In the event that the LPFA Bonds outstanding under the LPFA Indenture shall become immediately due and payable pursuant to Section 10.2 of the LPFA Indenture, upon the occurrence of an Event of Default under Section 10.1 (a), (b) or (e) of the LPFA Indenture, all the Bonds of the 2015 F Series, then outstanding, shall be redeemed by the Company, on the date such LPFA Bonds shall have become immediately due and payable, at a redemption price of 100% of the principal amount thereof. In the event that any LPFA Bonds are to be redeemed pursuant to Article III of the LPFA Indenture, the Bonds of the 2015 F Series, in a principal amount equal, as nearly as practicable, to the sum of (i) the principal amount of such LPFA Bonds being redeemed, and (ii) eight and one-half months of the annual int erest due on such LPFA Bonds being redeemed shall be redeemed by the Company, on the date fixed for the redemption of such LPFA Bonds, at a redemption price of 100% of the principal amount thereof. The Trustee may conclusively presume that no redemption of the Bonds of the 2015 F Series is required pursuant to this paragraph unless and until the Trustee shall have received a written notice (which may be a facsimile followed by a hard copy) from the LPFA Trustee, signed by its President, a Vice President or a Trust Officer, stating that, as the case may be, the LPFA Bonds have become immediately due and payable pursuant to Section 10.2 of the LPFA Indenture, upon the occurrence of an Event of Default under Section 10.1 (a), (b) or (e) of the LPFA Indenture, or that the LPFA Bonds (or any portion thereof) are to be redeemed pursuant to Article III of the LPFA Indenture and specifying the date fixed for redemption and the principal amount thereof. Said notice shall also contain a waiver of notice of such redemp tion by the LPFA Trustee, as the holder of all the Bonds of the 2015 F Series then outstanding. As a condition to any redemption pursuant to this subsection (II), the LPFA Trustee is required to present the Bonds of the 2015 F Series to the Trustee for payment.

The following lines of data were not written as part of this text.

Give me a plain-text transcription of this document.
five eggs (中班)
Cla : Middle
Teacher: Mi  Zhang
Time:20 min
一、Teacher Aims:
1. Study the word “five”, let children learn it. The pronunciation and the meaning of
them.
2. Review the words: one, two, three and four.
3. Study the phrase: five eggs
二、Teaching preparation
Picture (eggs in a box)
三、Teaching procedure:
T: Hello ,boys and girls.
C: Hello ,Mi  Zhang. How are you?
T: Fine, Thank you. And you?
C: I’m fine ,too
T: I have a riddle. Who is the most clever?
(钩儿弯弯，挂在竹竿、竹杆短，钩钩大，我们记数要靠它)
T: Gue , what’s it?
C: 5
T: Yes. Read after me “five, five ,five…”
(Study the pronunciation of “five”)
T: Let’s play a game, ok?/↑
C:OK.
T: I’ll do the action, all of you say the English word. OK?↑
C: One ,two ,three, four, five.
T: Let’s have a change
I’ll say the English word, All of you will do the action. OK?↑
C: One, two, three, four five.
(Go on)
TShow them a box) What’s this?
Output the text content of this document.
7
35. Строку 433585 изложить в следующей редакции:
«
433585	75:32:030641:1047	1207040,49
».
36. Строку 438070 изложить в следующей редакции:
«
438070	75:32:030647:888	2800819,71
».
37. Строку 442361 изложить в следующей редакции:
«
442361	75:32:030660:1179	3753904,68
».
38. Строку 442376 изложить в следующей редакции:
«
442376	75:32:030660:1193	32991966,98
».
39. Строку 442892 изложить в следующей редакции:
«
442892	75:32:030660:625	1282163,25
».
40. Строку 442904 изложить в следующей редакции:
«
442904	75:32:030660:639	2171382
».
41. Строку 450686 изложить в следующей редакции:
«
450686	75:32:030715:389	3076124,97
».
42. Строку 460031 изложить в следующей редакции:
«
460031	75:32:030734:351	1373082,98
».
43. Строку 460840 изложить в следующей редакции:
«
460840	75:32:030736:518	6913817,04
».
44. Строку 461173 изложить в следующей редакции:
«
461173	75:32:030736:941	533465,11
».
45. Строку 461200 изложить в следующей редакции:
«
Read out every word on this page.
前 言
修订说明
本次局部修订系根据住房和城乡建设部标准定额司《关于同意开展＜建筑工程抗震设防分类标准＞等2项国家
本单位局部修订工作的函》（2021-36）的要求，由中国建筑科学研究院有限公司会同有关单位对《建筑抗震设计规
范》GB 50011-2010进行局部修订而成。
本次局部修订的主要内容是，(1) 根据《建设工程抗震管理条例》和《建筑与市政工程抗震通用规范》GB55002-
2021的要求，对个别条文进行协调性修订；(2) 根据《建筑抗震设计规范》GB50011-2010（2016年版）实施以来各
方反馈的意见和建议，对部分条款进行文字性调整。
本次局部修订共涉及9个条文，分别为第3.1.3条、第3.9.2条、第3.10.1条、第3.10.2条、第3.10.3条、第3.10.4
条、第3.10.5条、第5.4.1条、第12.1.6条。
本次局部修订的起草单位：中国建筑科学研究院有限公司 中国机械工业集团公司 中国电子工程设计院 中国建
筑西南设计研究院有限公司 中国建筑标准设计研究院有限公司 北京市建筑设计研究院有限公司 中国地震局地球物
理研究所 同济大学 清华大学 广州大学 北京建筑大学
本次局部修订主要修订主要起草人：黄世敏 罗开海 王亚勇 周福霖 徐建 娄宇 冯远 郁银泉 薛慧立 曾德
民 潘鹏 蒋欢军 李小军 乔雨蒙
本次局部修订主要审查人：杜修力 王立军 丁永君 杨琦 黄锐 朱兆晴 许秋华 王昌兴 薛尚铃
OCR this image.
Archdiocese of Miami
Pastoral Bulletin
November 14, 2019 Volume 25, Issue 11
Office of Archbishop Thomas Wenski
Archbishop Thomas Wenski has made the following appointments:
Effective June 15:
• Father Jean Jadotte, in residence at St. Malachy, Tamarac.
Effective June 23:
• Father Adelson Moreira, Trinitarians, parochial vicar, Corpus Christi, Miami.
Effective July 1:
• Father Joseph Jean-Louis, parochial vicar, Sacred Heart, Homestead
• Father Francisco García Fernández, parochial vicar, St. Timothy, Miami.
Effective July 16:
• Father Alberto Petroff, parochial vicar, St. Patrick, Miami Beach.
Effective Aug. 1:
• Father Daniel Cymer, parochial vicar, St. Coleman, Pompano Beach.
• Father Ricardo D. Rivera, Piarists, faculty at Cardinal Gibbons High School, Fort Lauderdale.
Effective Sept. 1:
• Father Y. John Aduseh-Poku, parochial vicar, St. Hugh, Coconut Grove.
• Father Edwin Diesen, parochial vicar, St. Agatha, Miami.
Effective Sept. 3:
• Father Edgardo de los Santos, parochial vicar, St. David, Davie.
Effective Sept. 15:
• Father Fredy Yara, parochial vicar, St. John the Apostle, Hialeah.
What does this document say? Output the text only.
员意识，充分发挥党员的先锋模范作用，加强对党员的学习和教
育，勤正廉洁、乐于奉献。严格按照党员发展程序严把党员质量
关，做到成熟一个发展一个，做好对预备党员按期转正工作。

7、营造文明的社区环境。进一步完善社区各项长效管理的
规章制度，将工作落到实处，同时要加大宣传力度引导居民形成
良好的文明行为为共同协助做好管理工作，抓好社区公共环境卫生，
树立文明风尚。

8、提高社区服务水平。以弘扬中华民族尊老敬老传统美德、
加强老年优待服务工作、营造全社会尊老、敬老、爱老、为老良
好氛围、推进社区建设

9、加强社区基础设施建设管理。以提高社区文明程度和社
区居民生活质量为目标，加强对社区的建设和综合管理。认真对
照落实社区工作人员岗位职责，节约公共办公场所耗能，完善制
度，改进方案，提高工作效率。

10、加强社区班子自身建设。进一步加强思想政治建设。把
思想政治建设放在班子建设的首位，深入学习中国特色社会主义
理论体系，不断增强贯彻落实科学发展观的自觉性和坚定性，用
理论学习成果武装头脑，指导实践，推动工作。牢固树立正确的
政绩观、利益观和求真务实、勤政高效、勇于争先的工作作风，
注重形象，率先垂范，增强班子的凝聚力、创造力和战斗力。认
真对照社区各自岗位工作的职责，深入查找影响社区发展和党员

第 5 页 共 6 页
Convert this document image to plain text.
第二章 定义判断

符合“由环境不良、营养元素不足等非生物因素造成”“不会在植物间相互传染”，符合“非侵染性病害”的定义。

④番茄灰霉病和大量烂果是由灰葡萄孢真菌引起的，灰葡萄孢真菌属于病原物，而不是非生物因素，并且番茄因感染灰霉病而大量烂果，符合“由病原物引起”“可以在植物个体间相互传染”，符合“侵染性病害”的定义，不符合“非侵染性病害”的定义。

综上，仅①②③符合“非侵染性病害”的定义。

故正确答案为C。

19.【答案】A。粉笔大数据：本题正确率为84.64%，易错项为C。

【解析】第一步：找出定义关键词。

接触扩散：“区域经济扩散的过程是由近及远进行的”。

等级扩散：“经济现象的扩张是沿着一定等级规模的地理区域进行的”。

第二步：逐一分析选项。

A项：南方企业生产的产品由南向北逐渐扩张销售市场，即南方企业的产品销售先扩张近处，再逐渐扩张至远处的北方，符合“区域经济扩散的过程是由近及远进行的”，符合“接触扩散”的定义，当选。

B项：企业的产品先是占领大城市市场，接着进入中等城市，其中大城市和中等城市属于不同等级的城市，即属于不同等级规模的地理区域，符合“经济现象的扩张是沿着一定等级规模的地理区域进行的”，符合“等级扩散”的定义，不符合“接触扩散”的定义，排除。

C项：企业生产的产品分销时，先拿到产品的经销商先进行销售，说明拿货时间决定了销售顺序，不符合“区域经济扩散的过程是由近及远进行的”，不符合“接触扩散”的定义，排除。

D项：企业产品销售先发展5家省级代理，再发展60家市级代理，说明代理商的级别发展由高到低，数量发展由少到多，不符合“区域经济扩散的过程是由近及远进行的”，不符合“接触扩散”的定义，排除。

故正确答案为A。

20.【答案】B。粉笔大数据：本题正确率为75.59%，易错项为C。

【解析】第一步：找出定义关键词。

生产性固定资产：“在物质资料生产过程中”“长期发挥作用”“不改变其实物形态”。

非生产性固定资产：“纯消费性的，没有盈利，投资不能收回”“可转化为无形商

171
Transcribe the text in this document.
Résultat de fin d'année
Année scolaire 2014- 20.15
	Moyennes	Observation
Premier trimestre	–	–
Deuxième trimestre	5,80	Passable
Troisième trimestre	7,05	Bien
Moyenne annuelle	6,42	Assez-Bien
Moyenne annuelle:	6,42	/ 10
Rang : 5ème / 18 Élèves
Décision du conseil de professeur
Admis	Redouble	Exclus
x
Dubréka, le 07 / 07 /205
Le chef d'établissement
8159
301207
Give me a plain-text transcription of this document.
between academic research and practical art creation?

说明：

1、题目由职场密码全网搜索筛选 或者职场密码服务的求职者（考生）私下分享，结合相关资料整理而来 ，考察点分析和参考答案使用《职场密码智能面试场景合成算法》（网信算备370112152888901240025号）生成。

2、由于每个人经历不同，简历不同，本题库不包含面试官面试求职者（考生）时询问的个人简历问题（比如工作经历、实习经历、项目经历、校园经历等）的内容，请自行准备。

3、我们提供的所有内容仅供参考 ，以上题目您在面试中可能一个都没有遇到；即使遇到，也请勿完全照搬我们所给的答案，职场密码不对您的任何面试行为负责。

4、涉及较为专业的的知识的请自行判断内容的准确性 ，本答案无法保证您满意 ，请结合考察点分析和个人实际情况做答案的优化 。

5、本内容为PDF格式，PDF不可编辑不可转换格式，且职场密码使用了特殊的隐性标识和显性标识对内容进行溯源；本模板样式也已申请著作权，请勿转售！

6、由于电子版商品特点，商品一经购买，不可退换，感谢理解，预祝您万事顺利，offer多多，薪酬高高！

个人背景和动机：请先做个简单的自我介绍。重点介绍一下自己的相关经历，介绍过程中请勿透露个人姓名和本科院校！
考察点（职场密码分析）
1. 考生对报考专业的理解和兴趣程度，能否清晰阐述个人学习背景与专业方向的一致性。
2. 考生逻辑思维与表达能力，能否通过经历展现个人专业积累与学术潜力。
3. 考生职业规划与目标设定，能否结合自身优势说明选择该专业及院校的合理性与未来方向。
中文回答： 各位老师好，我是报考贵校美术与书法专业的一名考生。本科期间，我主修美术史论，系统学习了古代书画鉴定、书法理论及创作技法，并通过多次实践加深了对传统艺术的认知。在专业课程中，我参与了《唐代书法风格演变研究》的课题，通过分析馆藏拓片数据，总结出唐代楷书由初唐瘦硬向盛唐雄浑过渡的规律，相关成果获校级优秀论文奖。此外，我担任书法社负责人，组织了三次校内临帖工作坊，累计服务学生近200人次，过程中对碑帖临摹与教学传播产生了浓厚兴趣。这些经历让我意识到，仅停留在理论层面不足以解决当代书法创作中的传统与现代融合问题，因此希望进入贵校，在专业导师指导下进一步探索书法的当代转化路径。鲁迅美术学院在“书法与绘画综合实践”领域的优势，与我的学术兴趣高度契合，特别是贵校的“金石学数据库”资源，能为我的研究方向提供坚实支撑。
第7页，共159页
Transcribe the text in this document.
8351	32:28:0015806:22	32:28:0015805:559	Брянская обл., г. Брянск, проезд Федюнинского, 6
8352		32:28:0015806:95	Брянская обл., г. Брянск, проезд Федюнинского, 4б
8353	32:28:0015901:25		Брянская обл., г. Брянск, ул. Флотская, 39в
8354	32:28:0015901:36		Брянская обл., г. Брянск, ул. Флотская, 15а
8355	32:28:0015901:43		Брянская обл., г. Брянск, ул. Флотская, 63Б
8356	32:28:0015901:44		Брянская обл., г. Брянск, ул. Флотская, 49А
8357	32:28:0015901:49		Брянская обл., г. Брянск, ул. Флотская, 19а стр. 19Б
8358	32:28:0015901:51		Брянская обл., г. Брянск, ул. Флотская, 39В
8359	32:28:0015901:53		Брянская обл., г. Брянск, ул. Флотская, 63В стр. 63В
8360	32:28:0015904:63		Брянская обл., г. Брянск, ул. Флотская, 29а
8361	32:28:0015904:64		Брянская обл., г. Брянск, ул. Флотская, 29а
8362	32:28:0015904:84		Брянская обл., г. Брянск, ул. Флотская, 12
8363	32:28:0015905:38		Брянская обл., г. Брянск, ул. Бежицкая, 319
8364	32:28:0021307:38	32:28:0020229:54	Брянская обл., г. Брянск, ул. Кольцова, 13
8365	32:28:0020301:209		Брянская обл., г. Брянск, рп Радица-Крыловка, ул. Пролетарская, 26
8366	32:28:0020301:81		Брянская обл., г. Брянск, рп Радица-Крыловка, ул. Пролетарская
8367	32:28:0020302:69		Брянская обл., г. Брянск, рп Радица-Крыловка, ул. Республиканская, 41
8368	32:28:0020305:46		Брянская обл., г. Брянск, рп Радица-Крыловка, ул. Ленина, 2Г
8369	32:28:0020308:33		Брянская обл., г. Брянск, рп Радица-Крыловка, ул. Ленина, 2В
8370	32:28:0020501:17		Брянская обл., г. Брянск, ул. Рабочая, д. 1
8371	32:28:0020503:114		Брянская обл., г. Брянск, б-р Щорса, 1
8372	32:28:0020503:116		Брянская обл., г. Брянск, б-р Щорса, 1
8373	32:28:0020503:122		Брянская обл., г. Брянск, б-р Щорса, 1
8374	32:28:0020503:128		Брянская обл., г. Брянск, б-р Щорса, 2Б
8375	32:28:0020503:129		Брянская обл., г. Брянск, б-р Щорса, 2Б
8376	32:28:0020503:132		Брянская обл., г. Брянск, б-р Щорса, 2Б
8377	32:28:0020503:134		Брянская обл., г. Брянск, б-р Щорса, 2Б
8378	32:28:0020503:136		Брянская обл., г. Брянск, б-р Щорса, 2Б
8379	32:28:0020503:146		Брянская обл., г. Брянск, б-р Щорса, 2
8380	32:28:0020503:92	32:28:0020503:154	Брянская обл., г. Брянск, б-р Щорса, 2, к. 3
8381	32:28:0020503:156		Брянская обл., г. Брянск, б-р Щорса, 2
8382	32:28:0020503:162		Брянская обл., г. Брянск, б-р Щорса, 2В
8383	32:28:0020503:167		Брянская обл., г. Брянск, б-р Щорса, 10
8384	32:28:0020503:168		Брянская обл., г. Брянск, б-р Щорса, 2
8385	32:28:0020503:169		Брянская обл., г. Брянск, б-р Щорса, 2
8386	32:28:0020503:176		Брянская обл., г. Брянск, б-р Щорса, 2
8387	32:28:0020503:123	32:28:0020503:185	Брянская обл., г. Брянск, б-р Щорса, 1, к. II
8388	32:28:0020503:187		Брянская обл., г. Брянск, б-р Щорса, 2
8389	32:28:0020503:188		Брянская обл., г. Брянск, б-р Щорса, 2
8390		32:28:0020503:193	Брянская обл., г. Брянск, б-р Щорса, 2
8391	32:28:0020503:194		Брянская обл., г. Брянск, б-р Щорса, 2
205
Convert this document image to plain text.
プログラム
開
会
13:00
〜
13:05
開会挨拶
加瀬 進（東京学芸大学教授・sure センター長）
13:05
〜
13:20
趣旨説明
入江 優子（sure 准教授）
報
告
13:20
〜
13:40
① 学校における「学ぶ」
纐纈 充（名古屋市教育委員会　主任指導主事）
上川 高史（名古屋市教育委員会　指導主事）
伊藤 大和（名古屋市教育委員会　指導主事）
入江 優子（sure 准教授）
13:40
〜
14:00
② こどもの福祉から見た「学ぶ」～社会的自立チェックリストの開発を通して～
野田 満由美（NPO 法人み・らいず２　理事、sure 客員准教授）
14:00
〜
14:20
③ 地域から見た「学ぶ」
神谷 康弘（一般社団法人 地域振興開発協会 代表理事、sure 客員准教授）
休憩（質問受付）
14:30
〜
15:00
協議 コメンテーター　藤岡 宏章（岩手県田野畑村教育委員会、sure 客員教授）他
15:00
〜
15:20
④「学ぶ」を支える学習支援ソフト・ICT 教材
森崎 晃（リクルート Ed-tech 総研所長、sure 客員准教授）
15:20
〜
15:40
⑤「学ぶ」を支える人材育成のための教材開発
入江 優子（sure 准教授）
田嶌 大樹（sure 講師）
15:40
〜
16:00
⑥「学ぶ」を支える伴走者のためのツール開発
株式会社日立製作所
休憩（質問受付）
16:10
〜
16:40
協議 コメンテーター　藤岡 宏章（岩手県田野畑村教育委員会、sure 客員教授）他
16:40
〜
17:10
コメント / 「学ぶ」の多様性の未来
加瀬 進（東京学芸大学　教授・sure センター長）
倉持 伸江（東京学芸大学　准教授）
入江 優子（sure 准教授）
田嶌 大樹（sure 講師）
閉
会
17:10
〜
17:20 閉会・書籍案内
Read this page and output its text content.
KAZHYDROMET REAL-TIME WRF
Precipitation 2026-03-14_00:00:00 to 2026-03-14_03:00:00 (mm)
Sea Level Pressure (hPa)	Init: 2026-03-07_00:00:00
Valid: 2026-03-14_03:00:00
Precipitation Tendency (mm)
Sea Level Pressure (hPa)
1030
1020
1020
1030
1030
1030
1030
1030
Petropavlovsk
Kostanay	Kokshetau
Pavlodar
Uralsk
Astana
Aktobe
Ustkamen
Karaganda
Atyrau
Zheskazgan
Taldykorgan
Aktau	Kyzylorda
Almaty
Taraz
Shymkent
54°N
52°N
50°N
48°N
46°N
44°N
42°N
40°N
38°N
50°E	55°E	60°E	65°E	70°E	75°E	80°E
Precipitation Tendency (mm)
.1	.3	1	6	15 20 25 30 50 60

The Bonds of the 2015 F Series may bear such legends as may be necessary to comply with any law or with any rules or regulations made pursuant thereto or with the rules or regulations of any stock exchange or to conform to usage with respect thereto.
The Bonds of the 2015 F Series shall not be transferable except to a successor trustee under the LPFA Indenture.
The definitive Bonds of the 2015 F Series may be issued in the form of Bonds engraved, printed, lithographed, or partly engraved and partly printed or lithographed, on steel engraved borders or typed.
Upon compliance with the provisions of Section 3.10 of the Indenture and upon payment, at the option of the Company, of the charges provided in Section 3.11 of the Indenture, subject to the provisions of any legend set forth thereon, Bonds of the 2015 F Series may be exchanged for a new Bond or Bonds of the said Series of different authorized denominations of like aggregate principal amount. The Company hereby waives any right to make a charge for any exchange or transfer of Bonds of the 2015 F Series.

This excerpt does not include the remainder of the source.